Сергей по-деревенски широко размахнулся – хотел в лоб угодить Яковлеву, но тот увернулся, успел, Сергей ударил его куда-то в плечо, не больно. Яковлев этого только и ждал: ногой сильно дал Сереге в живот, тот скорчился… Яковлев кулаком в голову сшиб его вовсе с ног. И спокойно пошел было прочь от клуба… Его догнали. Он слышал, что догоняют, но не поворачивался до последнего мгновения, шел себе беспечно, даже «казбечину» во рту пожевывал… И вдруг побежал, но тут же чуть отклонился и дал первому, кто догонял, кулаком наотмашь.
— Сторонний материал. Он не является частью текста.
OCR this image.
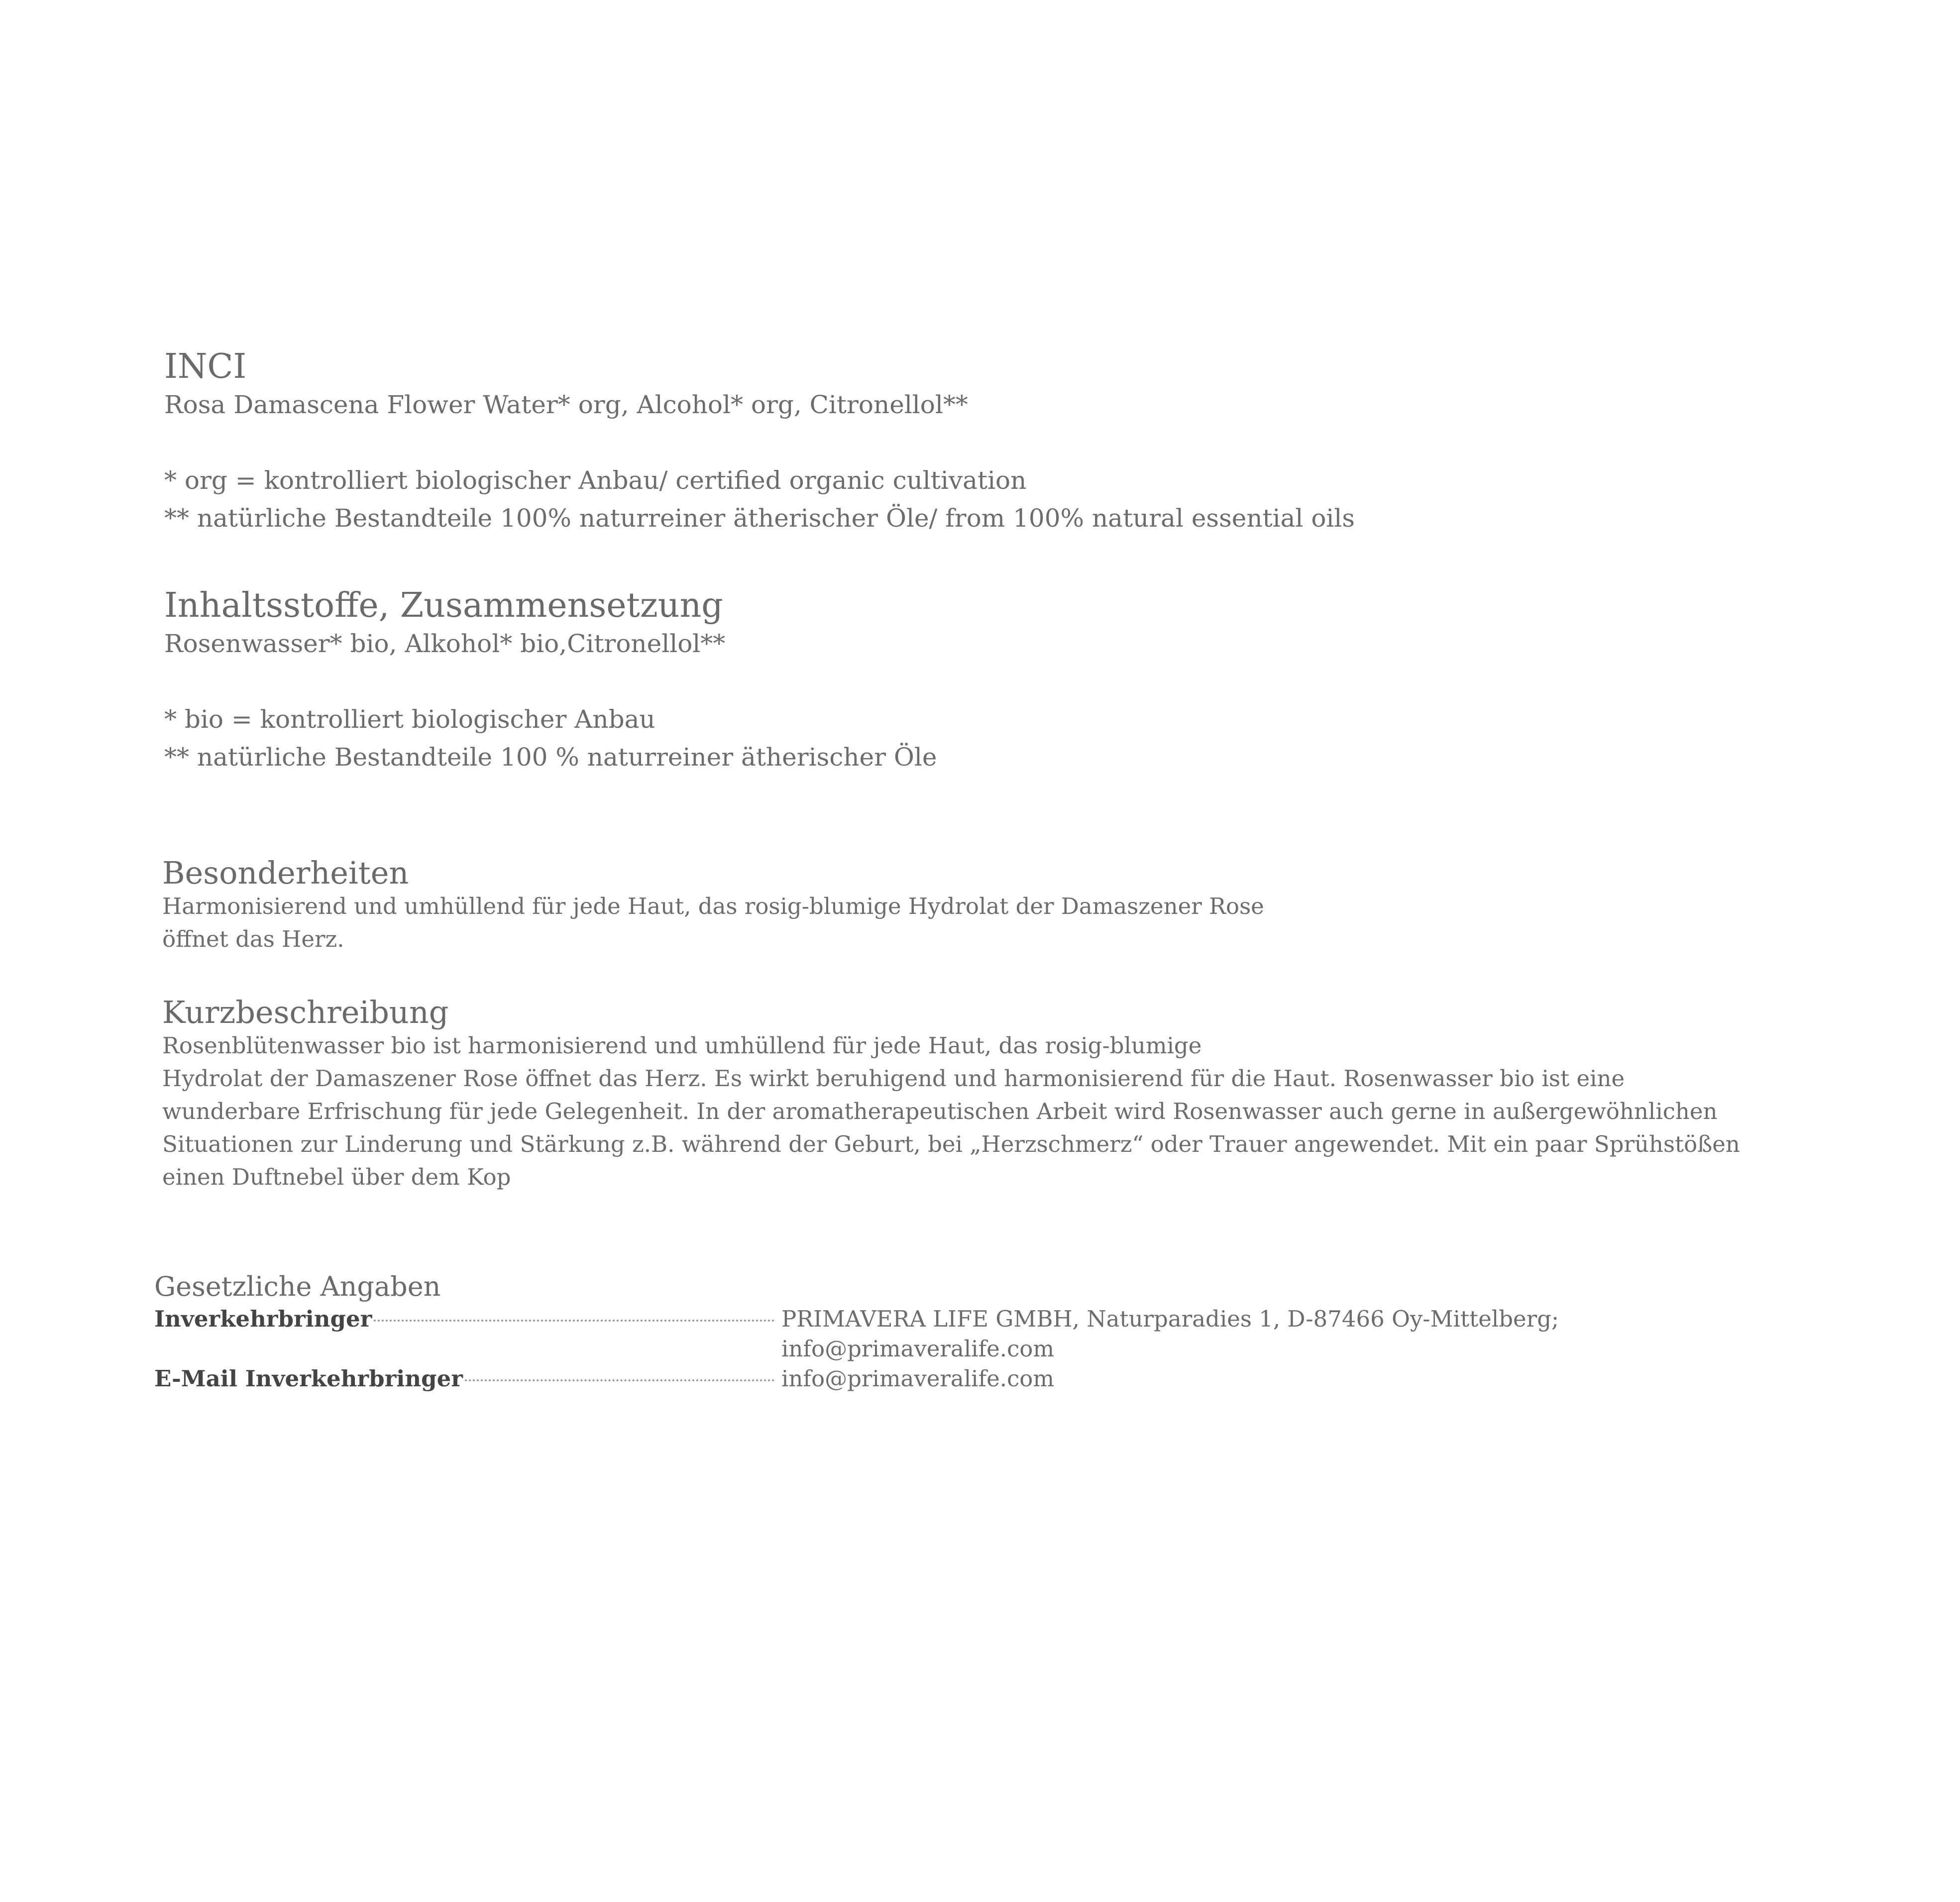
INCI

Rosa Damascena Flower Water* org, Alcohol* org, Citronellol**

* org = kontrolliert biologischer Anbau/ certified organic cultivation

** natürliche Bestandteile 100% naturreiner ätherischer Öle/ from 100% natural essential oils

Inhaltsstoffe, Zusammensetzung

Rosenwasser* bio, Alkohol* bio,Citronellol**

* bio = kontrolliert biologischer Anbau

** natürliche Bestandteile 100 % naturreiner ätherischer Öle

Besonderheiten

Harmonisierend und umhüllend für jede Haut, das rosig-blumige Hydrolat der Damaszener Rose

öffnet das Herz.

Kurzbeschreibung

Rosenblütenwasser bio ist harmonisierend und umhüllend für jede Haut, das rosig-blumige

Hydrolat der Damaszener Rose öffnet das Herz. Es wirkt beruhigend und harmonisierend für die Haut. Rosenwasser bio ist eine

wunderbare Erfrischung für jede Gelegenheit. In der aromatherapeutischen Arbeit wird Rosenwasser auch gerne in außergewöhnlichen

Situationen zur Linderung und Stärkung z.B. während der Geburt, bei „Herzschmerz“ oder Trauer angewendet. Mit ein paar Sprühstößen

einen Duftnebel über dem Kop

Gesetzliche Angaben
Inverkehrbringer	PRIMAVERA LIFE GMBH, Naturparadies 1, D-87466 Oy-Mittelberg;
info@primaveralife.com
E-Mail Inverkehrbringer	info@primaveralife.com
Первому он попал, но догоняло несколько, молодые… Хоть и умел Яковлев драться, его скоро сшибли тоже с ног и несколько попинали, пока не подбежали пожилые мужики и не разняли.
Яковлев встал, сплюнул, оглядел всего себя – ничего существенного, никаких особых повреждений. Отряхнулся. Он был доволен.
– Ну, вот… – сказал он, доставая «Казбек», – хоть делом занялись… – Яковлев насмешливо оглядел окруживших его мужиков и молодых парней. – А то стоя-ат ждут свою самодеятельность дурацкую.
– Иди отсюда, – посоветовали ему.
– Пойду, конечно… Что же мне, тоже самодеятельность, что ли, с вами стоять ждать? Кто выпить хочет? Парни…
Никто не изъявил желания пить с Яковлевым.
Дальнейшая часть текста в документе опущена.